Even though some people believe sexism doesn’t exist, Dixie State University women in leadership positions said they have experienced it first-hand in the workplace.
Deborah Decker, assistant director of advisement and president of Utah Women in Higher Education Network, said UHWEN’s purpose is to work toward professional advancement and development of women in higher education with both faculty and staff. As president, Decker looks at turnover rates as to why women don’t continue in their positions, as well as what gender occupies leadership positions.
“If you look at research (and) if you have a mix of genders, you find better solutions; you’re more productive,” Decker said.
As part of goal four of President Biff Williams’ strategic plan, DSU hopes to increase the number of female administrators from 25 percent to 50 percent by fall 2020. Travis Rosenberg, executive director of human resources, said as of November 2017, the total number of full-time female employees is 249, while the total number for men is 305. When it comes to leadership positions with assistant or associate directors and higher, 32.23 percent of these positions on campus are occupied by women.
The strategic plan was implemented in July 2015, so the first amount of data came the spring after. In March 2016, women occupied 29.41 percent of administrative positions.
“We have specific benchmarks that we have been asked to meet with the strategic plan when it comes to the number of minorities, as well as how many women occupy administrative positions,” Rosenberg said. “The good news is we are trending upward.”

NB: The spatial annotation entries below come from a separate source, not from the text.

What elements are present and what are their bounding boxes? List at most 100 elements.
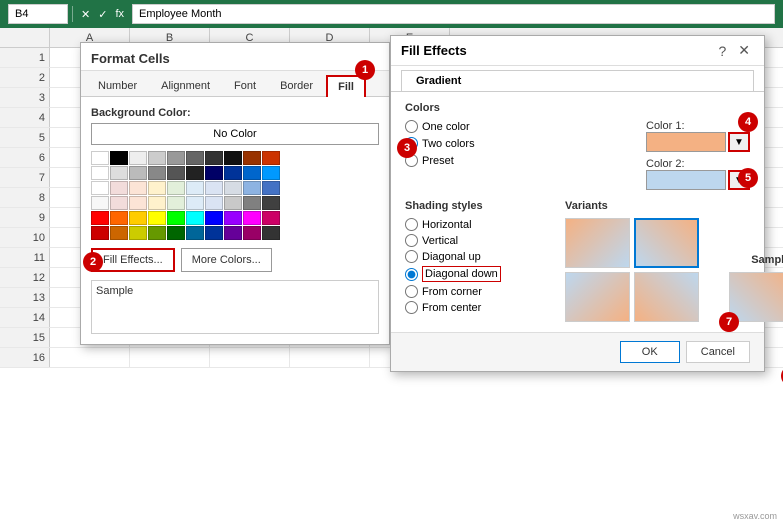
color-swatch[interactable] <box>243 181 261 195</box>
color-swatch[interactable] <box>243 226 261 240</box>
color-swatch[interactable] <box>186 166 204 180</box>
color-swatch[interactable] <box>243 166 261 180</box>
color-swatch[interactable] <box>129 181 147 195</box>
fill-effects-button[interactable]: Fill Effects... <box>91 248 175 272</box>
color-swatch[interactable] <box>110 211 128 225</box>
from-center-radio[interactable] <box>405 301 418 314</box>
color-swatch[interactable] <box>148 166 166 180</box>
one-color-radio[interactable] <box>405 120 418 133</box>
color-swatch[interactable] <box>148 211 166 225</box>
color-swatch[interactable] <box>205 226 223 240</box>
one-color-option[interactable]: One color <box>405 120 475 133</box>
color-swatch[interactable] <box>262 166 280 180</box>
color-swatch[interactable] <box>167 166 185 180</box>
diagonal-up-radio[interactable] <box>405 250 418 263</box>
close-button[interactable]: ✕ <box>734 42 754 59</box>
color-swatch[interactable] <box>205 181 223 195</box>
diagonal-down-radio[interactable] <box>405 268 418 281</box>
color-swatch[interactable] <box>167 196 185 210</box>
color-swatch[interactable] <box>167 226 185 240</box>
color-swatch[interactable] <box>91 166 109 180</box>
color-swatch[interactable] <box>91 226 109 240</box>
color-swatch[interactable] <box>186 151 204 165</box>
color-swatch[interactable] <box>148 226 166 240</box>
from-center-option[interactable]: From center <box>405 301 545 314</box>
cancel-dialog-button[interactable]: Cancel <box>686 341 750 363</box>
diagonal-up-option[interactable]: Diagonal up <box>405 250 545 263</box>
color-swatch[interactable] <box>110 181 128 195</box>
color-swatch[interactable] <box>224 226 242 240</box>
color-swatch[interactable] <box>224 151 242 165</box>
confirm-button[interactable]: ✓ <box>94 6 111 23</box>
color-swatch[interactable] <box>91 181 109 195</box>
color-swatch[interactable] <box>262 151 280 165</box>
color-swatch[interactable] <box>224 166 242 180</box>
color-swatch[interactable] <box>129 166 147 180</box>
color-swatch[interactable] <box>243 211 261 225</box>
color-swatch[interactable] <box>91 151 109 165</box>
tab-alignment[interactable]: Alignment <box>150 75 221 96</box>
color-swatch[interactable] <box>243 151 261 165</box>
horizontal-radio[interactable] <box>405 218 418 231</box>
color1-dropdown-button[interactable]: ▼ <box>728 132 750 152</box>
color-swatch[interactable] <box>148 181 166 195</box>
color-swatch[interactable] <box>91 211 109 225</box>
cancel-button[interactable]: ✕ <box>77 6 94 23</box>
color-swatch[interactable] <box>167 181 185 195</box>
color-swatch[interactable] <box>167 211 185 225</box>
color-swatch[interactable] <box>205 151 223 165</box>
variant-2[interactable] <box>634 218 699 268</box>
color-swatch[interactable] <box>224 211 242 225</box>
color-swatch[interactable] <box>110 196 128 210</box>
color-swatch[interactable] <box>110 166 128 180</box>
variant-3[interactable] <box>565 272 630 322</box>
color-swatch[interactable] <box>186 181 204 195</box>
cell-reference-box[interactable] <box>8 4 68 24</box>
color-swatch[interactable] <box>186 196 204 210</box>
color-swatch[interactable] <box>262 181 280 195</box>
color-swatch[interactable] <box>129 211 147 225</box>
more-colors-button[interactable]: More Colors... <box>181 248 272 272</box>
color-swatch[interactable] <box>262 196 280 210</box>
preset-option[interactable]: Preset <box>405 154 475 167</box>
color-swatch[interactable] <box>167 151 185 165</box>
color-swatch[interactable] <box>205 166 223 180</box>
color-swatch[interactable] <box>148 196 166 210</box>
tab-font[interactable]: Font <box>223 75 267 96</box>
from-center-label: From center <box>422 302 481 314</box>
color-swatch[interactable] <box>224 181 242 195</box>
color-swatch[interactable] <box>262 226 280 240</box>
formula-bar[interactable] <box>132 4 775 24</box>
color-swatch[interactable] <box>205 211 223 225</box>
format-cells-tabs[interactable]: Number Alignment Font Border Fill <box>81 71 389 97</box>
horizontal-option[interactable]: Horizontal <box>405 218 545 231</box>
color-swatch[interactable] <box>186 211 204 225</box>
tab-border[interactable]: Border <box>269 75 324 96</box>
color-swatch[interactable] <box>186 226 204 240</box>
color-swatch[interactable] <box>224 196 242 210</box>
vertical-option[interactable]: Vertical <box>405 234 545 247</box>
vertical-radio[interactable] <box>405 234 418 247</box>
color-swatch[interactable] <box>129 196 147 210</box>
color2-control: ▼ <box>646 170 750 190</box>
variant-1[interactable] <box>565 218 630 268</box>
no-color-button[interactable]: No Color <box>91 123 379 145</box>
from-corner-option[interactable]: From corner <box>405 285 545 298</box>
color-swatch[interactable] <box>205 196 223 210</box>
color-swatch[interactable] <box>110 151 128 165</box>
tab-number[interactable]: Number <box>87 75 148 96</box>
color-swatch[interactable] <box>262 211 280 225</box>
color-swatch[interactable] <box>243 196 261 210</box>
ok-button[interactable]: OK <box>620 341 680 363</box>
variant-4[interactable] <box>634 272 699 322</box>
color-swatch[interactable] <box>110 226 128 240</box>
tab-gradient[interactable]: Gradient <box>401 70 754 91</box>
diagonal-down-option[interactable]: Diagonal down <box>405 266 545 282</box>
color-swatch[interactable] <box>148 151 166 165</box>
one-color-label: One color <box>422 121 470 133</box>
help-button[interactable]: ? <box>714 42 730 59</box>
color-swatch[interactable] <box>129 151 147 165</box>
from-corner-radio[interactable] <box>405 285 418 298</box>
color-swatch[interactable] <box>129 226 147 240</box>
color-swatch[interactable] <box>91 196 109 210</box>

Decker said women are more likely to experience sexism in standard positions. Sexism is defined as discriminating against someone based on his or her sex or gender, and Decker said sometimes it’s subtle.
“If you’re the only woman on the committee, and you’re asked to take notes because you’re a woman and for no other reason; that’s sexism,” she said.
Nicole Lavoie, assistant professor of communication, recently accepted a new position as chair of the communication department, which she will officially start in January. Although Lavoie said she believes the culture at DSU is more male dominated, she said she hasn’t experienced any direct or implicated sexism, but she has faced it in her career and as a grad student.
“There were some incidents with faculty when I was a grad student with using terms that were gendered or telling me for example, ‘No, no. Don’t you say anything because you’ll be seen as a bitch; I’ll say something,’” Lavoie said.
Lavoie ended up confronting the man about his behavior and said it wasn’t OK. Both Decker and Lavoie said it’s important for women to stand up for themselves immediately when they experience sexism.
“I think by not saying anything, it allows for that kind of behavior to continue and go unchecked,” Lavoie said.
As for people who don’t believe in sexism, Lavoie said in respect to the workplace, ask yourself if you are evaluating coworkers or employees based solely on their skills and qualities. If not, you need to reevaluate yourself.
Decker said women are more likely to feel like they can succeed in a leadership position if they have a supportive environment or a mentor.
“I see women all of the time who would make great leaders, but they just just haven’t had the opportunities (and) haven’t felt like they can take advantage of them,” Decker said. “I would encourage women to look for those opportunities.”